We tried for months to care for her the best we could but alas it was best for all involved to have her put in a facility that knew how to deal with AZ/dementia and who also had the numbers with the staff. She lived in the facility for a few years and she became much better.

I don't know if this is an option in your state (or if it is a National Medicare option) but I do know before we had my grandmom go live at the facility she was able to go in for say a week or so if the family had to go out of town or just needed a break. I think it was medicare that allowed this. I don't have all the details but perhaps this is something that you could look into for you upcoming trip. This way you will have the break/rest that YOU NEED!!!! And this could also be like a trial run.

Either way, as the others have posted, you have reached burn out. And like
Virgo10 has said
Virgo10 said:
One person or even one family cannot and should not attempt to care for a person in the condition your MIL is in.

Please look in to finding a GOOD facility where there are programs for those affected with this terrible disease. Do it for yourself, your family and for your MIL.

You are one person/one family. These facilities have many people dedicated to the care of your MIL. And if she is close you can go and see her every day if you like.

We washed all of my grandmother's clothes (our choice). We could sit with her in the dining room to make sure she ate. We were able to take her out on day trips and my mom used to take her out for weekend getaways. The thing with my grandmother was she lived in the past (with her mom and in the future with us).
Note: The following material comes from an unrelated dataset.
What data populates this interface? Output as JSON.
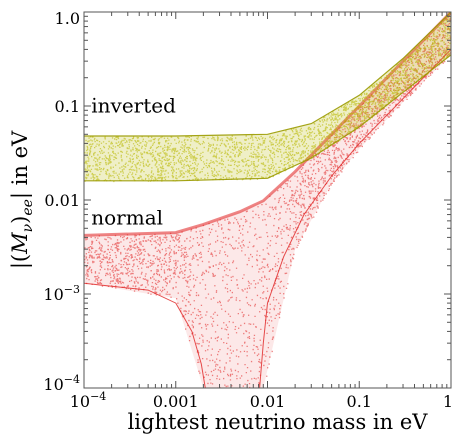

She would say to my DH, "Mom always said you were a good boy." And my Great-Grandmother had died when I was 5 so she never knew DH. But, we were still able to take her shopping or out to lunch or out for the weekend.

I think what happens in some people's minds is that we stick our loved ones in a nursing home and we NEVER see them again and then we think that they are mistreated and neglected by the staff and this is just not true!!!

We saw my grandmom all the time, the nursing staff knew us and always were good to us and they were excellent with my grandmother! She had a great Social Worker and she did lots of activities. She seemed better and I know we were better. Just think of it as she used to live with us and now she lives there.

:grouphug:

Feel free to vent away.
 

My sister took my mom to visit me for two weeks a couple of years ago for two reasons , because my dad needed a break and because she wanted to bring her before she got any worse.
The worst thing we could do was to take her out of her environment , she was completely disoriented and also thought that my girls were me and my sister. She is terrified of being alone but now she has gotten very aggressive too , she's on medication for that too because she started hitting my dad.
She does not recognize him and often she cries that her dad is calling her and she wants to go. THAT creeps the heck out of me.....my grandfather has been dead for like 10 years.
I say alzheimers patients die twice , once when they are not themselves anymore and the second when their body leaves this earth , it's nothing short of pure agony. There are some wonderful nursing homes though , I know the one my grandma was in was one of them with wonderful staff. I have mentioned that to my sister but she wants something close to her house since she's the one that would go visit more often.